An Interesting Monetary Detail In The Aftermath Of The London Bombings

Wednesday, July 13, 2005

The Cunning Realist has a very interesting post on liquidity operations by the Federal Reserve in the 48 hours prior to the London bombings. According to his post temporary liquidity hit a multi-year high on July 5 while securities lending saw a huge spike on June 30. Have a look at this chart and then follow this link for his highly recommendable article.


The Cunning Realist goes on to ask,
"why the need for all that easy money all of a sudden? The Fed doesn't take this sort of action for no reason, particularly when the price of oil is already at an all-time high. It does so in response to circumstances it predicts will create a need for liquidity, or when it specifically wants to support the stock market as it did after 9/11.
The terrorist attacks in London took place on Thursday. The Fed dramatically increased the pool of liquidity available for stocks to a multi-year high 48 hours before that---an ideal amount of time for that liquidity to filter into the market---and kept it elevated for the next few days. And indeed, it worked. The stock market saw heavy buying right at the opening bell on Thursday and has shot straight up since then.
Why did the Fed do this? Was it just another coincidence in our financial markets that somehow managed to immediately precede a major geopolitical event?
One person can give us some answers easily and quickly: Alan Greenspan. Doesn't it behoove him to do so before he rides off into the sunset a few months from now?"
There is a point to his questions.
UPDATE I: Indymedia UK reported last Saturday that a 1,000-strong London underground bombing exercise took place at the same time and places as the real attack. Excerpts from Indymedia:
A consultancy agency with government and police connections was running an exercise for an unnamed company that revolved around the London Underground being bombed at the exact same times and locations as happened in real life on the morning of July 7.
On a BBC Radio 5 interview that aired on the evening of the 7th, the host interviewed Peter Power, Managing Director of Visor Consultants, which bills itself as a "crisis management" advice company.
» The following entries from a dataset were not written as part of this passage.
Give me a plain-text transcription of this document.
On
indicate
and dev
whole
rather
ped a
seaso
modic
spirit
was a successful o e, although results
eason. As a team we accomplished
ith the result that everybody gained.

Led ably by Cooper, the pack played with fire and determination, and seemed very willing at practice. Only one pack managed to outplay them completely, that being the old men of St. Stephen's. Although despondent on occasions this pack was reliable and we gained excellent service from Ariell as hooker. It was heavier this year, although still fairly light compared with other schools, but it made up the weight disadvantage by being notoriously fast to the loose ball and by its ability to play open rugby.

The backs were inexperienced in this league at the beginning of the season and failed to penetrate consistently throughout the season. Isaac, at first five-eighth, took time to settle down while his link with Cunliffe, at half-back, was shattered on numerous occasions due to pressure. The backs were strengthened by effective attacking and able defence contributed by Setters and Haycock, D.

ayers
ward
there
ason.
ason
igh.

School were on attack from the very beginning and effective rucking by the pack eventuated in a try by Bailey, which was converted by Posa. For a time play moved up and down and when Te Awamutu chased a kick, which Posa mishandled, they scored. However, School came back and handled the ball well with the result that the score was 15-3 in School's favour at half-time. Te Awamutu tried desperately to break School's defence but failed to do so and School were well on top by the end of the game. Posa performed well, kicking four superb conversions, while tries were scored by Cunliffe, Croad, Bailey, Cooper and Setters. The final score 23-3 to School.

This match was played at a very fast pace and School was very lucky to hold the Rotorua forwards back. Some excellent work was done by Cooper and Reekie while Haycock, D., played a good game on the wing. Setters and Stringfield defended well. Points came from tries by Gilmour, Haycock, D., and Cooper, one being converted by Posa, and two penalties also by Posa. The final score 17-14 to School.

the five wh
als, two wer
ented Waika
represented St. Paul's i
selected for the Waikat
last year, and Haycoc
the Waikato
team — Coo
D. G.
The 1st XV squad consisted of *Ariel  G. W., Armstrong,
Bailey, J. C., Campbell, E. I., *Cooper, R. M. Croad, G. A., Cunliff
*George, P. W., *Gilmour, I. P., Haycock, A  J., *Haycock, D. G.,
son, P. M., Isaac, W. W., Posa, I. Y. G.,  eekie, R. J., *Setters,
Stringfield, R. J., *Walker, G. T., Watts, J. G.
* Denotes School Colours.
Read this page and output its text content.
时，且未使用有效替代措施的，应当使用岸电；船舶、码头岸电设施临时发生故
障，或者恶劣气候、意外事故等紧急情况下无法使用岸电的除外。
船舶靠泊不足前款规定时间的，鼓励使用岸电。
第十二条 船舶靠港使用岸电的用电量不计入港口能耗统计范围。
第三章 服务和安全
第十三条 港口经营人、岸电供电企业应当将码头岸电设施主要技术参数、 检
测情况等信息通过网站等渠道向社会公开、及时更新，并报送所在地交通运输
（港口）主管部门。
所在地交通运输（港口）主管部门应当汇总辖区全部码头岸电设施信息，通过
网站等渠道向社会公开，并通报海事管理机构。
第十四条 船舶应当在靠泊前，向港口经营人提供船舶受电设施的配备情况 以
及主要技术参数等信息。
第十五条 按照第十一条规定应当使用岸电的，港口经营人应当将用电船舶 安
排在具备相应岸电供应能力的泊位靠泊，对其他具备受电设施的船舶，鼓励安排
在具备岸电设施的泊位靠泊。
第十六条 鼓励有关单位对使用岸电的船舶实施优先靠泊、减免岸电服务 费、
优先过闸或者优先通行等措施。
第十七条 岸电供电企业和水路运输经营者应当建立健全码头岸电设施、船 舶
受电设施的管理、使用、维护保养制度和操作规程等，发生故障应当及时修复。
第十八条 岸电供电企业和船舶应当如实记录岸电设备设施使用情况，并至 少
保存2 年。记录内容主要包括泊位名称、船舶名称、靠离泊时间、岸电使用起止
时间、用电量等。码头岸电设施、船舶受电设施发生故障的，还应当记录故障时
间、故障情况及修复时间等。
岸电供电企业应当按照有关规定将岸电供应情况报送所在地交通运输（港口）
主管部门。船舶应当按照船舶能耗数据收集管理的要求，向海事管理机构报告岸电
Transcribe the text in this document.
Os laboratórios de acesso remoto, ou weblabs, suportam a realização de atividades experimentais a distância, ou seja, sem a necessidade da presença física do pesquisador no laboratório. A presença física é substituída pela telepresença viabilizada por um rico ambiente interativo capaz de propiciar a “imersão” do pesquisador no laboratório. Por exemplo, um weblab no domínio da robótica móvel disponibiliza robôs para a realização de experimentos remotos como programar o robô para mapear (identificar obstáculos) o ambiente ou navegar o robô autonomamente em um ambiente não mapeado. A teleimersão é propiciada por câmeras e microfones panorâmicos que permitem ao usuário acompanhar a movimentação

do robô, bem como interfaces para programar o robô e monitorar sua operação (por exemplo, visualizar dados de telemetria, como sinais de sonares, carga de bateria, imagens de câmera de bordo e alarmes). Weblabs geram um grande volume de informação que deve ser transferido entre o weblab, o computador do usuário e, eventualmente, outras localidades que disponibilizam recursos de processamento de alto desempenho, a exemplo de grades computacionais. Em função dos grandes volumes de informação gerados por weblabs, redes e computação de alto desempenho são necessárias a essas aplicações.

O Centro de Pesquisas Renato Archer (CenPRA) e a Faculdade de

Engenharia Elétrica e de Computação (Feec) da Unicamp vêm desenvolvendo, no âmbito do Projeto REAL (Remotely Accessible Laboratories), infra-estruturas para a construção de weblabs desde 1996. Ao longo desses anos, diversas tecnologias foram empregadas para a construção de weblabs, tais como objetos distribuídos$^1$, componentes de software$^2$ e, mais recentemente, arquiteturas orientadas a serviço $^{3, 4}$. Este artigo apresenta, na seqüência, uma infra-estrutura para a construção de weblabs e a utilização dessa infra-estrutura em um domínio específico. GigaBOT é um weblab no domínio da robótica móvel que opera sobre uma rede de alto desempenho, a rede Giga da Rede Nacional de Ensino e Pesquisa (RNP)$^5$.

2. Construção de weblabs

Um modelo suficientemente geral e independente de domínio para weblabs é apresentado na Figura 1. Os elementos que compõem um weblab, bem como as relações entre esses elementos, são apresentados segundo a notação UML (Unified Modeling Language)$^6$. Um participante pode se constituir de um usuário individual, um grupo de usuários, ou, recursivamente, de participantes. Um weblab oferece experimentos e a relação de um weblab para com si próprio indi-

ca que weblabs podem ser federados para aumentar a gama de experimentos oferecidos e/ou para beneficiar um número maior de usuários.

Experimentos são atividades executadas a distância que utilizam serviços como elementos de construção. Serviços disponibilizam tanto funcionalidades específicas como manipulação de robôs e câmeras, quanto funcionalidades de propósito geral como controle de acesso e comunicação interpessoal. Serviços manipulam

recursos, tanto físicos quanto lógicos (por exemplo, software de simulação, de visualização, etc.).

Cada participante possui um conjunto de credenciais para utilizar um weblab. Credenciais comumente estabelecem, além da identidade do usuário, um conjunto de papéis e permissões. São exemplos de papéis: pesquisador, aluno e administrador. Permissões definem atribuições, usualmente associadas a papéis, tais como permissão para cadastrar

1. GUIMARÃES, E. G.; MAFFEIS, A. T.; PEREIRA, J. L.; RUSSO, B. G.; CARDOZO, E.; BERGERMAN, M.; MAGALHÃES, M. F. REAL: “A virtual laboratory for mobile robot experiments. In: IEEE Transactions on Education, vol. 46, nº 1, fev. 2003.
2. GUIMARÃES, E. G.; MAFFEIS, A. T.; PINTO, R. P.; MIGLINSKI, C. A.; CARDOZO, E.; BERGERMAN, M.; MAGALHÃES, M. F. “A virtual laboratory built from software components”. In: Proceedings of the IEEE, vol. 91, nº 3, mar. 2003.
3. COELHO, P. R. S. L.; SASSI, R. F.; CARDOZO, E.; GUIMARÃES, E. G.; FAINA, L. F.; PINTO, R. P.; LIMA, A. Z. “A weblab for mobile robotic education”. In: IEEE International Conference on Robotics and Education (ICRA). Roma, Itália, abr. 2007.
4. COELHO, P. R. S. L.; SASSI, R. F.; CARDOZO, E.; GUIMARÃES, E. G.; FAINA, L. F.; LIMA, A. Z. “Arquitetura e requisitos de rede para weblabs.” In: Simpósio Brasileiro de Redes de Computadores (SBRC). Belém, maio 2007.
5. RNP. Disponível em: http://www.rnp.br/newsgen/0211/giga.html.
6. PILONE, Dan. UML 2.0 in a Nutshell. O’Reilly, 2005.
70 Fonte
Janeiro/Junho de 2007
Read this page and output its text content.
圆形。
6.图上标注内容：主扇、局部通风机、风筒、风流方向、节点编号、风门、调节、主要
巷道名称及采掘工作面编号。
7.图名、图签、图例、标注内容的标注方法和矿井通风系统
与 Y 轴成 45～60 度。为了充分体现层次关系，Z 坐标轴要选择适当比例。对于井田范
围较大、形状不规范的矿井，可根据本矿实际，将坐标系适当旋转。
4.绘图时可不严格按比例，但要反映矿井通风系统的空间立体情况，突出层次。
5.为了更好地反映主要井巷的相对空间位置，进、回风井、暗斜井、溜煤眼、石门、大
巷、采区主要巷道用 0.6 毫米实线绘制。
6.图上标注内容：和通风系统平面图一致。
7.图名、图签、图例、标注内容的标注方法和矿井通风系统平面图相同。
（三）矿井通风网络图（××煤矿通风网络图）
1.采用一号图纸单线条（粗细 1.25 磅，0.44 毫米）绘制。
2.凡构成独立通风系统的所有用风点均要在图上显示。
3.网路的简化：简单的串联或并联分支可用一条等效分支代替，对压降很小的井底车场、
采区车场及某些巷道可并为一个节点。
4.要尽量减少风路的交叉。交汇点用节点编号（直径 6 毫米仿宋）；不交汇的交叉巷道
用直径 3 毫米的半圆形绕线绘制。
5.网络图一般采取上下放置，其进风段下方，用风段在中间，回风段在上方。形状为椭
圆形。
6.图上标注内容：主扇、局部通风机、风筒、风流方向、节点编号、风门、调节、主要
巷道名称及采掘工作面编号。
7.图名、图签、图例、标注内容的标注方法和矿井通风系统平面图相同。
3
Peter Power was a former Scotland Yard official, working at one time with the Anti Terrorist Branch.
The transcript is as follows.
POWER: At half past nine this morning we were actually running an exercise for a company of over a thousand people in London based on simultaneous bombs going off precisely at the railway stations where it happened this morning, so I still have the hairs on the back of my neck standing up right now.
HOST: To get this quite straight, you were running an exercise to see how you would cope with this and it happened while you were running the exercise?
POWER: Precisely, and it was about half past nine this morning, we planned this for a company and for obvious reasons I don't want to reveal their name but they're listening and they'll know it. And we had a room full of crisis managers for the first time they'd met and so within five minutes we made a pretty rapid decision that this is the real one and so we went through the correct drills of activating crisis management procedures to jump from slow time to quick time thinking and so on.
Am I wrong to remember that there were terrorist exercises on 9/11 in NYC?
UPDATE II: The Cunning Realist has posted a further clarification in his comments, ruling out a seasonal effect in the liquidity surge:
Before writing the post, I looked at data from the same time of year for several previous years. The only year that saw anything remotely similar to this year was 2004---and even then, the rise in the liquidity pool was not as sharp as this year when it increased by 60% in one day. Second, the far gentler rises in previous years---if they have occurred at all---have dissipated after the 4th of July. The massive increase this year took place after the 4th. Third, and perhaps most importantly, oil was trading in the 60's this year when the Fed took this action---thus it was far riskier for the Fed to print all that money now as opposed to years past, when its monetary policy was not constrained by the price of oil or other commodities.